ニコンは2022年9月2日、ドイツの金属3DプリンタメーカーであるSLM Solutions Group(以下、SLM)を買収すると発表した。SLMの増資を引き受ける他、1株当たり20ユーロの現金対価による公開買い付けを行う。加えて、SLMが実施する転換社債の公開買い付けも行い、100%子会社化を目指す。取引総額は6億2200万ユーロ(840億円)になる見込みだという。

» 2022年09月06日 06時30分 公開
[MONOist]

 ニコンは2022年9月2日、ドイツの金属3DプリンタメーカーであるSLM Solutions Group(以下、SLM)を買収すると発表した。SLMの増資を引き受ける他、1株当たり20ユーロの現金対価による公開買い付けを行う。加えて、SLMが実施する転換社債の公開買い付けも行い、100%子会社化を目指す。取引総額は6億2200万ユーロ(840億円)になる見込みだという。

 SLMは1996年創業のドイツ・リューベックに本社を置く金属3Dプリンタ専業メーカーである。フォーチュン500企業を含む自動車、医療、電機、宇宙、航空産業など150以上の顧客に納入実績があるとしている。

photo SLMの概要[クリックで拡大] 出所:ニコン

 ニコンでは新規事業として「光応用技術で、ものづくりの世界に革新をもたらす」を掲げ、デジタルマニュファクチャリング事業の強化を進めている。その中でも材料加工領域は、ニコン独自の技術力が発揮できる領域として強化を進める方針を示す。

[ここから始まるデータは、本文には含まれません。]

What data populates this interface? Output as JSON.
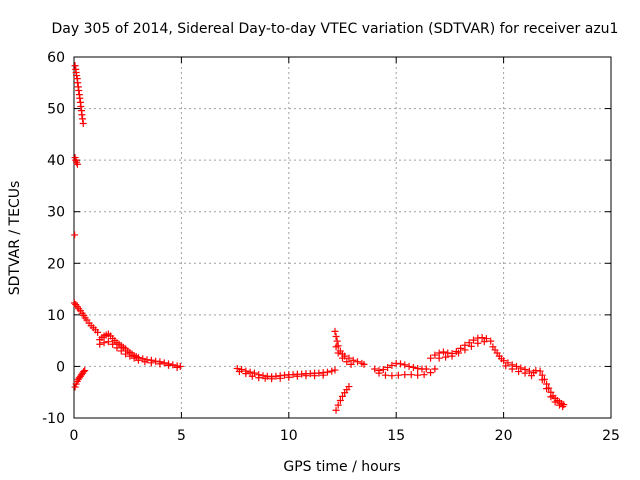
{
  "chart_data": {
    "type": "scatter",
    "title": "Day 305 of 2014, Sidereal Day-to-day VTEC variation (SDTVAR) for receiver azu1",
    "xlabel": "GPS time / hours",
    "ylabel": "SDTVAR / TECUs",
    "xlim": [
      0,
      25
    ],
    "ylim": [
      -10,
      60
    ],
    "xticks": [
      0,
      5,
      10,
      15,
      20,
      25
    ],
    "yticks": [
      -10,
      0,
      10,
      20,
      30,
      40,
      50,
      60
    ],
    "xtick_labels": [
      "0",
      "5",
      "10",
      "15",
      "20",
      "25"
    ],
    "ytick_labels": [
      "-10",
      "0",
      "10",
      "20",
      "30",
      "40",
      "50",
      "60"
    ],
    "grid": true,
    "marker": "plus",
    "color": "#ff0000",
    "series": [
      {
        "name": "SDTVAR",
        "points": [
          [
            0.05,
            58.3
          ],
          [
            0.08,
            57.6
          ],
          [
            0.1,
            57.0
          ],
          [
            0.12,
            56.4
          ],
          [
            0.15,
            55.8
          ],
          [
            0.17,
            55.0
          ],
          [
            0.2,
            54.2
          ],
          [
            0.22,
            53.5
          ],
          [
            0.25,
            52.7
          ],
          [
            0.27,
            52.0
          ],
          [
            0.3,
            51.2
          ],
          [
            0.32,
            50.4
          ],
          [
            0.35,
            49.6
          ],
          [
            0.37,
            48.8
          ],
          [
            0.4,
            48.0
          ],
          [
            0.43,
            47.1
          ],
          [
            0.05,
            40.5
          ],
          [
            0.08,
            40.0
          ],
          [
            0.12,
            39.6
          ],
          [
            0.16,
            39.2
          ],
          [
            0.03,
            25.5
          ],
          [
            0.02,
            12.3
          ],
          [
            0.08,
            12.0
          ],
          [
            0.15,
            11.6
          ],
          [
            0.22,
            11.2
          ],
          [
            0.3,
            10.8
          ],
          [
            0.38,
            10.3
          ],
          [
            0.45,
            9.9
          ],
          [
            0.52,
            9.4
          ],
          [
            0.6,
            9.0
          ],
          [
            0.7,
            8.4
          ],
          [
            0.8,
            7.9
          ],
          [
            0.9,
            7.5
          ],
          [
            1.0,
            7.1
          ],
          [
            1.1,
            6.6
          ],
          [
            1.2,
            5.2
          ],
          [
            1.3,
            5.6
          ],
          [
            1.4,
            5.9
          ],
          [
            1.5,
            6.1
          ],
          [
            1.6,
            6.3
          ],
          [
            1.7,
            5.9
          ],
          [
            1.8,
            5.4
          ],
          [
            1.9,
            5.0
          ],
          [
            2.0,
            4.6
          ],
          [
            2.1,
            4.3
          ],
          [
            2.2,
            4.0
          ],
          [
            2.3,
            3.7
          ],
          [
            2.4,
            3.4
          ],
          [
            2.5,
            3.0
          ],
          [
            2.6,
            2.7
          ],
          [
            2.7,
            2.4
          ],
          [
            2.8,
            2.1
          ],
          [
            2.9,
            1.9
          ],
          [
            3.0,
            1.7
          ],
          [
            3.2,
            1.5
          ],
          [
            3.4,
            1.3
          ],
          [
            3.6,
            1.2
          ],
          [
            3.8,
            1.0
          ],
          [
            4.0,
            0.9
          ],
          [
            4.2,
            0.7
          ],
          [
            4.4,
            0.5
          ],
          [
            4.6,
            0.3
          ],
          [
            4.8,
            0.1
          ],
          [
            4.95,
            0.0
          ],
          [
            1.2,
            4.3
          ],
          [
            1.4,
            4.6
          ],
          [
            1.6,
            4.8
          ],
          [
            1.8,
            4.3
          ],
          [
            2.0,
            3.6
          ],
          [
            2.2,
            3.0
          ],
          [
            2.4,
            2.4
          ],
          [
            2.6,
            2.0
          ],
          [
            2.8,
            1.6
          ],
          [
            3.0,
            1.2
          ],
          [
            3.3,
            0.9
          ],
          [
            3.6,
            0.7
          ],
          [
            4.0,
            0.5
          ],
          [
            4.4,
            0.2
          ],
          [
            4.8,
            -0.2
          ],
          [
            0.05,
            -4.0
          ],
          [
            0.1,
            -3.4
          ],
          [
            0.15,
            -2.9
          ],
          [
            0.2,
            -2.5
          ],
          [
            0.25,
            -2.2
          ],
          [
            0.3,
            -1.9
          ],
          [
            0.35,
            -1.6
          ],
          [
            0.4,
            -1.3
          ],
          [
            0.45,
            -1.0
          ],
          [
            0.5,
            -0.8
          ],
          [
            7.6,
            -0.4
          ],
          [
            7.8,
            -0.6
          ],
          [
            8.0,
            -0.9
          ],
          [
            8.2,
            -1.1
          ],
          [
            8.4,
            -1.3
          ],
          [
            8.6,
            -1.6
          ],
          [
            8.8,
            -1.8
          ],
          [
            9.0,
            -1.9
          ],
          [
            9.2,
            -2.0
          ],
          [
            9.4,
            -1.9
          ],
          [
            9.6,
            -1.8
          ],
          [
            9.8,
            -1.7
          ],
          [
            10.0,
            -1.6
          ],
          [
            10.2,
            -1.6
          ],
          [
            10.4,
            -1.5
          ],
          [
            10.6,
            -1.5
          ],
          [
            10.8,
            -1.4
          ],
          [
            11.0,
            -1.4
          ],
          [
            11.2,
            -1.3
          ],
          [
            11.4,
            -1.3
          ],
          [
            11.6,
            -1.2
          ],
          [
            11.8,
            -1.1
          ],
          [
            12.0,
            -0.9
          ],
          [
            12.15,
            -0.7
          ],
          [
            7.7,
            -1.0
          ],
          [
            8.0,
            -1.4
          ],
          [
            8.3,
            -1.9
          ],
          [
            8.6,
            -2.2
          ],
          [
            8.9,
            -2.3
          ],
          [
            9.2,
            -2.4
          ],
          [
            9.6,
            -2.3
          ],
          [
            10.0,
            -2.1
          ],
          [
            10.4,
            -1.9
          ],
          [
            10.8,
            -1.8
          ],
          [
            11.2,
            -1.8
          ],
          [
            11.6,
            -1.7
          ],
          [
            12.15,
            6.8
          ],
          [
            12.2,
            5.8
          ],
          [
            12.25,
            4.9
          ],
          [
            12.3,
            4.0
          ],
          [
            12.4,
            3.0
          ],
          [
            12.5,
            2.4
          ],
          [
            12.6,
            2.0
          ],
          [
            12.8,
            1.6
          ],
          [
            13.0,
            1.2
          ],
          [
            13.2,
            0.9
          ],
          [
            13.4,
            0.6
          ],
          [
            13.5,
            0.4
          ],
          [
            12.2,
            3.8
          ],
          [
            12.3,
            2.6
          ],
          [
            12.5,
            1.6
          ],
          [
            12.7,
            0.9
          ],
          [
            12.9,
            0.4
          ],
          [
            12.2,
            -8.5
          ],
          [
            12.3,
            -7.5
          ],
          [
            12.4,
            -6.6
          ],
          [
            12.5,
            -5.8
          ],
          [
            12.6,
            -5.1
          ],
          [
            12.7,
            -4.5
          ],
          [
            12.8,
            -3.9
          ],
          [
            14.0,
            -0.5
          ],
          [
            14.2,
            -0.8
          ],
          [
            14.4,
            -0.6
          ],
          [
            14.6,
            -0.2
          ],
          [
            14.8,
            0.2
          ],
          [
            15.0,
            0.6
          ],
          [
            15.2,
            0.5
          ],
          [
            15.4,
            0.3
          ],
          [
            15.6,
            0.0
          ],
          [
            15.8,
            -0.2
          ],
          [
            16.0,
            -0.4
          ],
          [
            16.2,
            -0.5
          ],
          [
            16.4,
            -0.5
          ],
          [
            14.2,
            -1.3
          ],
          [
            14.5,
            -1.7
          ],
          [
            14.8,
            -1.8
          ],
          [
            15.1,
            -1.7
          ],
          [
            15.4,
            -1.6
          ],
          [
            15.7,
            -1.6
          ],
          [
            16.0,
            -1.7
          ],
          [
            16.3,
            -1.6
          ],
          [
            16.6,
            -1.2
          ],
          [
            16.8,
            -0.5
          ],
          [
            16.6,
            1.6
          ],
          [
            16.8,
            2.2
          ],
          [
            17.0,
            2.6
          ],
          [
            17.2,
            2.8
          ],
          [
            17.4,
            2.6
          ],
          [
            17.6,
            2.5
          ],
          [
            17.8,
            2.9
          ],
          [
            18.0,
            3.5
          ],
          [
            18.2,
            4.1
          ],
          [
            18.4,
            4.6
          ],
          [
            18.6,
            5.1
          ],
          [
            18.8,
            5.5
          ],
          [
            19.0,
            5.6
          ],
          [
            19.2,
            5.4
          ],
          [
            19.4,
            4.9
          ],
          [
            17.0,
            1.6
          ],
          [
            17.3,
            1.8
          ],
          [
            17.6,
            2.0
          ],
          [
            17.9,
            2.6
          ],
          [
            18.2,
            3.2
          ],
          [
            18.5,
            3.9
          ],
          [
            18.8,
            4.5
          ],
          [
            19.1,
            4.8
          ],
          [
            19.5,
            3.8
          ],
          [
            19.6,
            3.2
          ],
          [
            19.7,
            2.6
          ],
          [
            19.8,
            2.0
          ],
          [
            19.9,
            1.5
          ],
          [
            20.0,
            1.1
          ],
          [
            20.2,
            0.7
          ],
          [
            20.4,
            0.3
          ],
          [
            20.6,
            0.0
          ],
          [
            20.8,
            -0.3
          ],
          [
            21.0,
            -0.6
          ],
          [
            21.2,
            -0.9
          ],
          [
            21.4,
            -1.2
          ],
          [
            20.1,
            0.1
          ],
          [
            20.4,
            -0.5
          ],
          [
            20.7,
            -1.0
          ],
          [
            21.0,
            -1.3
          ],
          [
            21.3,
            -1.8
          ],
          [
            21.5,
            -0.8
          ],
          [
            21.7,
            -0.9
          ],
          [
            21.8,
            -1.7
          ],
          [
            21.9,
            -2.5
          ],
          [
            22.0,
            -3.4
          ],
          [
            22.1,
            -4.2
          ],
          [
            22.2,
            -5.0
          ],
          [
            22.3,
            -5.7
          ],
          [
            22.4,
            -6.2
          ],
          [
            22.5,
            -6.6
          ],
          [
            22.6,
            -6.9
          ],
          [
            22.7,
            -7.2
          ],
          [
            22.8,
            -7.4
          ],
          [
            21.8,
            -2.6
          ],
          [
            22.0,
            -4.3
          ],
          [
            22.2,
            -5.9
          ],
          [
            22.4,
            -6.9
          ],
          [
            22.6,
            -7.5
          ],
          [
            22.75,
            -7.8
          ]
        ]
      }
    ]
  }
}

2019年4月には同社初の金属光加工機「Lasermeister 100A」をリリースしたが、今回のSLMの買収もこうした金属向けの積層造形技術強化の一環となる。

 ニコン 代表取締役 兼 社長執行役員の馬立稔和氏は「金属3Dプリンタは、ニコンが100年以上にわたって培ってきた光利用技術が活用できる領域だ。加えて、半導体露光装置などで培った精密な位置決め技術やモニタリングする画像技術なども生かせる。ニコンでは、金属3Dプリンタの内、DED(Directed Energy Deposition)方式を採用した光加工機を開発、販売しているが、今回の買収により現在主流となっているL-PBF(Laser Powder Bed Fusion)方式も獲得できる」と買収の価値についてコメントしている。

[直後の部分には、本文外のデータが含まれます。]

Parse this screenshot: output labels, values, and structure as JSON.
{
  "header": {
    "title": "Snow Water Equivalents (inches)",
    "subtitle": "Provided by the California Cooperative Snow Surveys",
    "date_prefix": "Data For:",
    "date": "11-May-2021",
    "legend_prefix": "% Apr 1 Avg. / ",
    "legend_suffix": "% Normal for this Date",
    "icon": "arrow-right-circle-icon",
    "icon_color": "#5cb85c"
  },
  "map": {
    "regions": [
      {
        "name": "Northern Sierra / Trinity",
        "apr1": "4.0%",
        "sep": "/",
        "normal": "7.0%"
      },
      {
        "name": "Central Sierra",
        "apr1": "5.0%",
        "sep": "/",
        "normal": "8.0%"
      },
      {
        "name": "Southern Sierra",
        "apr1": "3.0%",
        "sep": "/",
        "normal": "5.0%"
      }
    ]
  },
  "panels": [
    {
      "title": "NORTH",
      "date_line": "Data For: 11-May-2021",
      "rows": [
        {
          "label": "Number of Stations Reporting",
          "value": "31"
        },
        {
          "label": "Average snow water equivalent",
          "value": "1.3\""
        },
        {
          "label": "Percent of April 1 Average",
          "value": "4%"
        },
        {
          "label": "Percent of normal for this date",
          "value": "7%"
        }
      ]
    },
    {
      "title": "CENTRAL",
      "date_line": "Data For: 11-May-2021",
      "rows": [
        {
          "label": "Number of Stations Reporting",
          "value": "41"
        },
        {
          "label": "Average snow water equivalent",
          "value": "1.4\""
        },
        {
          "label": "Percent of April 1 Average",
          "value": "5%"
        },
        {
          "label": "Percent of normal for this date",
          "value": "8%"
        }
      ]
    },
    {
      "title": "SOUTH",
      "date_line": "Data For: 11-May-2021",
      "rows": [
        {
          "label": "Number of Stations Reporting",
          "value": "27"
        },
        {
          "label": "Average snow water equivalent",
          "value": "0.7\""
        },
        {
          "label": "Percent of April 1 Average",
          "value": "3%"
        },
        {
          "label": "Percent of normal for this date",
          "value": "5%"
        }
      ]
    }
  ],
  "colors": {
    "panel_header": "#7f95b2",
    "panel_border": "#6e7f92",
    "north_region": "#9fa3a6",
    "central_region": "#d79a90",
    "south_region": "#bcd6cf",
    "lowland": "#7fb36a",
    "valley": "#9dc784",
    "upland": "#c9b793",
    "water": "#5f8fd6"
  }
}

photo ニコンのデジタルマニュファクチャリング事業戦略[クリックで拡大] 出所:ニコン

 買収は特別目的子会社であるNikon AMを通じて行い、まず2022年9月に1株当たり20ユーロでSLMの増資を引き受け、発行済み株式の10%となる普通株式を取得する。その後、同年10〜11月にかけて、公開買い付けを1株当たり20ユーロで実施する予定としている。さらに。同年10〜11月にかけて、SLMが発行した所定の転換社債を対象として別途公開買い付けを行う。SLMのスーパーバイザリーボードおよびマネジメントボードは、この公開買い付けを歓迎し合意している。SLMの株式と転換社債を保有する投資会社2社とSLM 創業者のHans-Joachim Ihde氏が今回の取引に賛同して公開買い付けに応募する契約を結んでおり、ニコンはSLMの完全希薄化後全株式の61.1%を既に確保しているという。